To solve the problem, we need to calculate the volume of each shape and then match it with the correct volume provided. The formula for the volume of a rectangular prism (or cube) is:
\[
\text{Volume} = \text{length} \times \text{width} \times \text{height}
\]
Let's calculate the volume for each shape step by step.
Shape 1:
- Dimensions: \(4 \, \text{cm} \times 1 \, \text{cm} \times 3 \, \text{cm}\)
- Volume:
\[
4 \times 1 \times 3 = 12 \, \text{cm}^3
\]
- Match: Volume \(12 \, \text{cm}^3\)
Shape 2:
- Dimensions: \(6 \, \text{cm} \times 2 \, \text{cm} \times 2 \, \text{cm}\)
- Volume:
\[
6 \times 2 \times 2 = 24 \, \text{cm}^3
\]
- Match: Volume \(24 \, \text{cm}^3\)
Shape 3:
- Dimensions: \(3 \, \text{cm} \times 3 \, \text{cm} \times 3 \, \text{cm}\)
- Volume:
\[
3 \times 3 \times 3 = 27 \, \text{cm}^3
\]
- Match: Volume \(27 \, \text{cm}^3\)
Shape 4:
- Dimensions: \(7 \, \text{cm} \times 3 \, \text{cm} \times 1 \, \text{cm}\)
- Volume:
\[
7 \times 3 \times 1 = 21 \, \text{cm}^3
\]
- Match: Volume \(21 \, \text{cm}^3\)
Shape 5:
- Dimensions: \(3 \, \text{cm} \times 1 \, \text{cm} \times 5 \, \text{cm}\)
- Volume:
\[
3 \times 1 \times 5 = 15 \, \text{cm}^3
\]
- Match: Volume \(15 \, \text{cm}^3\)
Shape 6:
- Dimensions: \(5 \, \text{cm} \times 3 \, \text{cm} \times 2 \, \text{cm}\)
- Volume:
\[
5 \times 3 \times 2 = 30 \, \text{cm}^3
\]
- Match: Volume \(30 \, \text{cm}^3\)
Final Matches:
1. Shape 1 → Volume \(12 \, \text{cm}^3\)
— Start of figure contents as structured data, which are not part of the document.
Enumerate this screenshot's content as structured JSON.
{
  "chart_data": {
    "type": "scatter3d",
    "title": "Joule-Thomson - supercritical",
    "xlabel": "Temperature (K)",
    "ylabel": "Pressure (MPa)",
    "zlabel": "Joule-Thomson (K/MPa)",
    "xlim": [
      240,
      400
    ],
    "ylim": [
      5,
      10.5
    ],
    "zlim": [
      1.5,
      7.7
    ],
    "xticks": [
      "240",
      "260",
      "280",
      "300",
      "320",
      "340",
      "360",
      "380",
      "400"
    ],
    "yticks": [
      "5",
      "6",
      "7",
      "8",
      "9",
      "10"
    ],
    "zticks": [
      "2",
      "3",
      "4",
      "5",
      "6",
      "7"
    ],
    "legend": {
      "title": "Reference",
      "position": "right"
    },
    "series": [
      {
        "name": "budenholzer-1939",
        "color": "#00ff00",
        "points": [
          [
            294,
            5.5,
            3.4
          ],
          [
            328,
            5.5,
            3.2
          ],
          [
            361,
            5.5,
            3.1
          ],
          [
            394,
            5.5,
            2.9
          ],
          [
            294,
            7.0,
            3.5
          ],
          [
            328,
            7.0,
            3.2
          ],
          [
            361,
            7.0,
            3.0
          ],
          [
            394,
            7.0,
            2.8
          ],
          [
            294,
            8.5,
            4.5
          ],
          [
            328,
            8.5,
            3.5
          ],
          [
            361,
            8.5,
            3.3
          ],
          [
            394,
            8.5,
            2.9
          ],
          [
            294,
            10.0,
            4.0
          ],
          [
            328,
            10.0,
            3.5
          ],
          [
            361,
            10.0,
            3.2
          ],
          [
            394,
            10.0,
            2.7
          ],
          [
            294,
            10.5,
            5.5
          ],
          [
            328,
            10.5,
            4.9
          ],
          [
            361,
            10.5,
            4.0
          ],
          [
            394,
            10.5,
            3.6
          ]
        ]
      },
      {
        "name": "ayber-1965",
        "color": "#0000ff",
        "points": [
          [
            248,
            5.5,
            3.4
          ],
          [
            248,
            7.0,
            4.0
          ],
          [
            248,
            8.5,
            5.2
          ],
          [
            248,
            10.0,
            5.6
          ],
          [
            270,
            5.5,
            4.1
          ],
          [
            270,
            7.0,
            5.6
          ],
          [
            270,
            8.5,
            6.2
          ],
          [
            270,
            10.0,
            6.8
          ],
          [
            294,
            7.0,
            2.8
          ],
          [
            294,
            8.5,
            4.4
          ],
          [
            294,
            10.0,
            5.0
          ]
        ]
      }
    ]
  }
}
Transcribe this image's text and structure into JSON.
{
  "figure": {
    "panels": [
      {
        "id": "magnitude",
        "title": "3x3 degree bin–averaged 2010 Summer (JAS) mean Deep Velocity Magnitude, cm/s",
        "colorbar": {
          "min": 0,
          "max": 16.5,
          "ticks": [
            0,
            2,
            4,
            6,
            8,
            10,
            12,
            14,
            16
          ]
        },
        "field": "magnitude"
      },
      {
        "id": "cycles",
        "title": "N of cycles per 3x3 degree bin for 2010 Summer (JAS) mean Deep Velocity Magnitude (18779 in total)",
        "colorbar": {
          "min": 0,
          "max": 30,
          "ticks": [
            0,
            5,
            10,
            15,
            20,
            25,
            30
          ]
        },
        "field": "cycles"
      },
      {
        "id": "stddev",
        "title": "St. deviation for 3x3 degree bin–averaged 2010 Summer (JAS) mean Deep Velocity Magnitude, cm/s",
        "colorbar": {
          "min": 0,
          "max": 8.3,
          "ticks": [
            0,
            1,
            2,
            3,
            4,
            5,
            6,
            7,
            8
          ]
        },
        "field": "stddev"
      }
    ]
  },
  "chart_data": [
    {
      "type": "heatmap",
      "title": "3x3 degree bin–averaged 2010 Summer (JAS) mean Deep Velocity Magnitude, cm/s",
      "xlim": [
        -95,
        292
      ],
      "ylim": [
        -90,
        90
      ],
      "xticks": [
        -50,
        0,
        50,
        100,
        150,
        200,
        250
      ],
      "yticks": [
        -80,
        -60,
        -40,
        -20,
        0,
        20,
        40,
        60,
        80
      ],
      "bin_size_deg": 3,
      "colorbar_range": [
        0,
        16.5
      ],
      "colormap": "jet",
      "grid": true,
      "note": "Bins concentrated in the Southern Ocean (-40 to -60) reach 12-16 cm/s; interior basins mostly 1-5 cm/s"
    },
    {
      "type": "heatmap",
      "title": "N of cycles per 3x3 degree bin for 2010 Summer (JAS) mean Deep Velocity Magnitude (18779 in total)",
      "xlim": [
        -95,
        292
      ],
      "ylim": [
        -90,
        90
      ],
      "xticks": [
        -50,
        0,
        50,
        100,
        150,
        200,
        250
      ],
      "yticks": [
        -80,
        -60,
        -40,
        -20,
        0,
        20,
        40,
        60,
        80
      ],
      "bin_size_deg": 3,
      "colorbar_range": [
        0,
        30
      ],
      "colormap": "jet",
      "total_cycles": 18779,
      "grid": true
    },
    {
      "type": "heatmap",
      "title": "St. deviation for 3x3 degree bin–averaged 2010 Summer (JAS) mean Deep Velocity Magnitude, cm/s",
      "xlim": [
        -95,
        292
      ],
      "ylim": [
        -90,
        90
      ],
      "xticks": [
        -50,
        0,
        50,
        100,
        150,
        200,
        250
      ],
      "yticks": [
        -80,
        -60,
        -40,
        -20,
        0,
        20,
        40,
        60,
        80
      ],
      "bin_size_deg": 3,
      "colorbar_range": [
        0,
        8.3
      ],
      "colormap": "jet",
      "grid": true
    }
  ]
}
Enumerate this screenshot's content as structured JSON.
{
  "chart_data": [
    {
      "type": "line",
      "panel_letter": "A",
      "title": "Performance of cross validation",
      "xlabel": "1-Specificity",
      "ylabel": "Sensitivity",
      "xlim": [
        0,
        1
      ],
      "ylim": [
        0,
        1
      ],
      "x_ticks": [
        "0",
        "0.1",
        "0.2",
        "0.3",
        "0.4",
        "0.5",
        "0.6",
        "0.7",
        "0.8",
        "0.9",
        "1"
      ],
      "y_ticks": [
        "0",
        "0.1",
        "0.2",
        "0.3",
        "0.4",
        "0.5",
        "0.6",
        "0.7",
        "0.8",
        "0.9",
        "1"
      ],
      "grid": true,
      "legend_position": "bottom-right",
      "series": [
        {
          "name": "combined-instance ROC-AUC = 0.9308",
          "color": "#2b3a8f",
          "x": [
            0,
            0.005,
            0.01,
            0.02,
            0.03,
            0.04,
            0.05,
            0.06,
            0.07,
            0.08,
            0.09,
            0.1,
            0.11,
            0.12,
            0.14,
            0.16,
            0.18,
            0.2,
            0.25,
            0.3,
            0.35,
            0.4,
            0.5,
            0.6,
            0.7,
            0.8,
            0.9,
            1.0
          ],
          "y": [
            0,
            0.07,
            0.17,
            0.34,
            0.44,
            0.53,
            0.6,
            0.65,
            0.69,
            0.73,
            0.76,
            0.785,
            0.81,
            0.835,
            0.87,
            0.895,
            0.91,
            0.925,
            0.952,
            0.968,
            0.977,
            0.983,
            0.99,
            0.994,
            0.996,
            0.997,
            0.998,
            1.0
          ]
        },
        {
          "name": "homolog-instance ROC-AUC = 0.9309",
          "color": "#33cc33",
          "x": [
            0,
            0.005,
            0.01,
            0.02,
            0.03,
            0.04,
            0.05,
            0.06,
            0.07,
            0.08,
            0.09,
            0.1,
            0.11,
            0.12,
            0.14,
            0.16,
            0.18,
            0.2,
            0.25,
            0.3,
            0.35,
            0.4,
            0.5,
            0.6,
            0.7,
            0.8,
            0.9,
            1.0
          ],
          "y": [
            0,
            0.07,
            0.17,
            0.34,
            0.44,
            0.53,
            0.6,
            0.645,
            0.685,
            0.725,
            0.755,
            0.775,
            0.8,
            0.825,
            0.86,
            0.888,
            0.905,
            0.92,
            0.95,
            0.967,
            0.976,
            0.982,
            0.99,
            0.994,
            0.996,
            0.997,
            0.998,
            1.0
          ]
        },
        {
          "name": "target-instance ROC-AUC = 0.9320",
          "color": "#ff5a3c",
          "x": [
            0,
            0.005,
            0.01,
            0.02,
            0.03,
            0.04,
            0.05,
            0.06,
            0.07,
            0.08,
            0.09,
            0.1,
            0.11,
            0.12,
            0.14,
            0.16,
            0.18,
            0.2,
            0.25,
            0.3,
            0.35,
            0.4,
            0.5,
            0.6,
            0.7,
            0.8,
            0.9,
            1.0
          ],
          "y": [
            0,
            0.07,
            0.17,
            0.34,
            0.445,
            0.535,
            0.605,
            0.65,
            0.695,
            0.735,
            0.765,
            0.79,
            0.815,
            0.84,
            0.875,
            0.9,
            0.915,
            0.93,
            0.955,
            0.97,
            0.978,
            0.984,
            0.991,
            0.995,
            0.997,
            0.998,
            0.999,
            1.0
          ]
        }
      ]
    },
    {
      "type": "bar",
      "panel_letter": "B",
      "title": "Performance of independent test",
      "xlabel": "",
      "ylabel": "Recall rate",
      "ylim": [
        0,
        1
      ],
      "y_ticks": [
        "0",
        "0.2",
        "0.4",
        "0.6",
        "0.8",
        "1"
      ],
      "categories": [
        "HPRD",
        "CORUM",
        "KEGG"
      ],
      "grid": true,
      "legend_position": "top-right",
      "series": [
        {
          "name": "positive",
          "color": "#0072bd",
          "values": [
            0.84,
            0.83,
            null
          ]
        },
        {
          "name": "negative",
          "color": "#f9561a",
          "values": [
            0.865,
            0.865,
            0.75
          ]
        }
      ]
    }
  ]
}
2. Shape 2 → Volume \(24 \, \text{cm}^3\)
3. Shape 3 → Volume \(27 \, \text{cm}^3\)
4. Shape 4 → Volume \(21 \, \text{cm}^3\)
5. Shape 5 → Volume \(15 \, \text{cm}^3\)
6. Shape 6 → Volume \(30 \, \text{cm}^3\)
Corrected Answer:
\[
\boxed{
\begin{array}{ll}
\text{Shape 1} & \text{Volume } 12 \, \text{cm}^3 \\
\text{Shape 2} & \text{Volume } 24 \, \text{cm}^3 \\
\text{Shape 3} & \text{Volume } 27 \, \text{cm}^3 \\
\text{Shape 4} & \text{Volume } 21 \, \text{cm}^3 \\
\text{Shape 5} & \text{Volume } 15 \, \text{cm}^3 \\
\text{Shape 6} & \text{Volume } 30 \, \text{cm}^3 \\
\end{array}
}
\]
Parent Tip: Review the logic above to help your child master the concept of free volume worksheet.